What have been the important frustrations in your life, and the most important successes?

Important frustrations – money is always a frustration. I’m financially pretty much independent. My mom was not able to give me any money for college, my dad didn’t feel like he wanted to give me any money for college. So I think a lot of people at Berklee have a lot of money, and don’t really think about things like money. I’m always thinking about it, I’m worried about loans, I’m worried about paying rent, I’m worried about everything like that. So that’s kind of a constant frustration.

I think I’m constantly battling myself, if that makes sense. I struggle with comparing myself, or beating up on myself. I’ve kind of set very high standards for myself, and so I need to not do that as much. And also I kind of came to terms with the fact that I don’t think I’m ever going to have a really equal relationship with my dad, because I finally told him about everything, and it didn’t go well. But he thinks it went really well. It’s a rocky time.

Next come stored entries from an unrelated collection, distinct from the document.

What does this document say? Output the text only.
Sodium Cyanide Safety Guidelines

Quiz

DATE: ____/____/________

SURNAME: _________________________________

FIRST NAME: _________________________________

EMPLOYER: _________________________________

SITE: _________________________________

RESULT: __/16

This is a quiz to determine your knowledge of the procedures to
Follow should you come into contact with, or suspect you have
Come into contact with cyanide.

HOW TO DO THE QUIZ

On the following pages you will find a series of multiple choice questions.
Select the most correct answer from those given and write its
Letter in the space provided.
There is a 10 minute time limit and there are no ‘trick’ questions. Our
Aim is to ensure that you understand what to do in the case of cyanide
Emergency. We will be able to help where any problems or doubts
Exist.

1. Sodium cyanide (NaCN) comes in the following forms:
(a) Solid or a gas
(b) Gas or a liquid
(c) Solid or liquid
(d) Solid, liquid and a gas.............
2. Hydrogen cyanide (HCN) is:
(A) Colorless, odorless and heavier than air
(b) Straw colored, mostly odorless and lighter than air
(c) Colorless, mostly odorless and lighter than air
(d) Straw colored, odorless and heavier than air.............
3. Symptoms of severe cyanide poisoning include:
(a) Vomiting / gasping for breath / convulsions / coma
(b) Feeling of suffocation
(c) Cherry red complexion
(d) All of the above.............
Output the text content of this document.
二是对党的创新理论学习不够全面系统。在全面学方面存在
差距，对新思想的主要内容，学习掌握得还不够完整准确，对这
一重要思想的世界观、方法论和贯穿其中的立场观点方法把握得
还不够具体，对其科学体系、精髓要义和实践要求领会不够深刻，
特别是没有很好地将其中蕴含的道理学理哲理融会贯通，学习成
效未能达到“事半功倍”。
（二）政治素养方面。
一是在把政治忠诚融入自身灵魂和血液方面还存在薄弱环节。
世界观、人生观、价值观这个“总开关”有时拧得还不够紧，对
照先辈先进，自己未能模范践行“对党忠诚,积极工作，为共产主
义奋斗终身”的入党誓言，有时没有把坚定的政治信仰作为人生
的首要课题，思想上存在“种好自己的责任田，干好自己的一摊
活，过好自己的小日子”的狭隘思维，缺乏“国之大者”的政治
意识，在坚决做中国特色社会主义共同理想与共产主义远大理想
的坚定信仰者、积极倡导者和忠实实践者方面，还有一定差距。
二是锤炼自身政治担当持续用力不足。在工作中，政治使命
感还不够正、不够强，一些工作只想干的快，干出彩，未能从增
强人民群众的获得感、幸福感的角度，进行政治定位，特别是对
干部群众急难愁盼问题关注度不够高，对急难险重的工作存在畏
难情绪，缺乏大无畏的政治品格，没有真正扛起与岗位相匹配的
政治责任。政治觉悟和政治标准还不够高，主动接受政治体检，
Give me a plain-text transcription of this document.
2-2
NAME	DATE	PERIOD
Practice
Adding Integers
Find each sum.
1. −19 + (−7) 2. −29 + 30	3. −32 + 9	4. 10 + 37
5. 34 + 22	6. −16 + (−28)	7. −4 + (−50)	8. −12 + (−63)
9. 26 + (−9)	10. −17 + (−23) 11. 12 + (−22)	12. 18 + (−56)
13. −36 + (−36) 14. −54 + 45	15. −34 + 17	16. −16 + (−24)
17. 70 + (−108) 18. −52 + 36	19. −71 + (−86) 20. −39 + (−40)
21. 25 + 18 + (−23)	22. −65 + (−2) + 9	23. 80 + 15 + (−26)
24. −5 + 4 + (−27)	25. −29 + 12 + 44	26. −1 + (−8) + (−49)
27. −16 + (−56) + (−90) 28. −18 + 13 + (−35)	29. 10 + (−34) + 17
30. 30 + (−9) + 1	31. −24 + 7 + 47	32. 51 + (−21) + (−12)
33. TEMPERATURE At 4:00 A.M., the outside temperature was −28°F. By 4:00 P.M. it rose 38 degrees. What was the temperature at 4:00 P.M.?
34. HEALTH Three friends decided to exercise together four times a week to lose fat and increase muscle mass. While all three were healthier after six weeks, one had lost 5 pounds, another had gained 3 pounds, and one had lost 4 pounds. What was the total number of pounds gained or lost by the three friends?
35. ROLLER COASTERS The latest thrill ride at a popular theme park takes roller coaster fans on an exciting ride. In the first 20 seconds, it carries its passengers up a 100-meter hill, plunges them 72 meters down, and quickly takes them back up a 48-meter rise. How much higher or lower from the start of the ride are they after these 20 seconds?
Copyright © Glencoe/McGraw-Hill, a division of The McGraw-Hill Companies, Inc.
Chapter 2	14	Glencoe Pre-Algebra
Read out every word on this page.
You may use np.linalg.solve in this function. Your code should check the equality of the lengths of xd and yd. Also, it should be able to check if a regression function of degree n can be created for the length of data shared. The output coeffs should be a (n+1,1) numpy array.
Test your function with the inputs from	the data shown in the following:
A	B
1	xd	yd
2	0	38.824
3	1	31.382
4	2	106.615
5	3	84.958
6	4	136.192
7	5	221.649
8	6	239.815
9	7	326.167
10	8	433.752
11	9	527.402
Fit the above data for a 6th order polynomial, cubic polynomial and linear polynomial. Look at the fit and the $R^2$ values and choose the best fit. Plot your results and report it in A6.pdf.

I’m really happy that I’ve had the successes that I’ve had, living in Boston and moving across the country not knowing anybody, and here I am now. I’m very happy with my life. So that’s a great success. And that I was able to come to Berklee, wow! That’s really awesome.

Do you have a philosophy of life? What’s your best piece of advice?

I really try to have other interests besides music so that I don’t forget why I decided to study music. I think that’s really good. I think trying to build good relationships with people, and trying new things, walking around – I don’t want to forget the things that make me really love life, you know. I think it’s really easy to get caught up in something. So it doesn’t always work, but I try to look at things from different perspectives and just keep learning. So that’s good. And being creative.

Don’t be afraid to set goals for yourself, even if you think they’re not achievable. If you set small goals that will then reach to larger goals – I have a strong medical fear, I have a strong fear of surgery, I didn’t think that I would be able to do top surgery because of that. But then I did it anyway, and I was okay. And it was really hard. I finished my semester, took all my finals in 3 days, flew to Illinois, and had surgery on the morning of what was supposed to be the 4th day of finals of my last semester. That was the only time it would work. Because their next available date was when I was supposed to be on tour a few months later. I’m really thankful for the support that I had in that time, oh my gosh. And my mom flew up for 2 days. I knew it was going to be worth it in the end, and that carried me forward.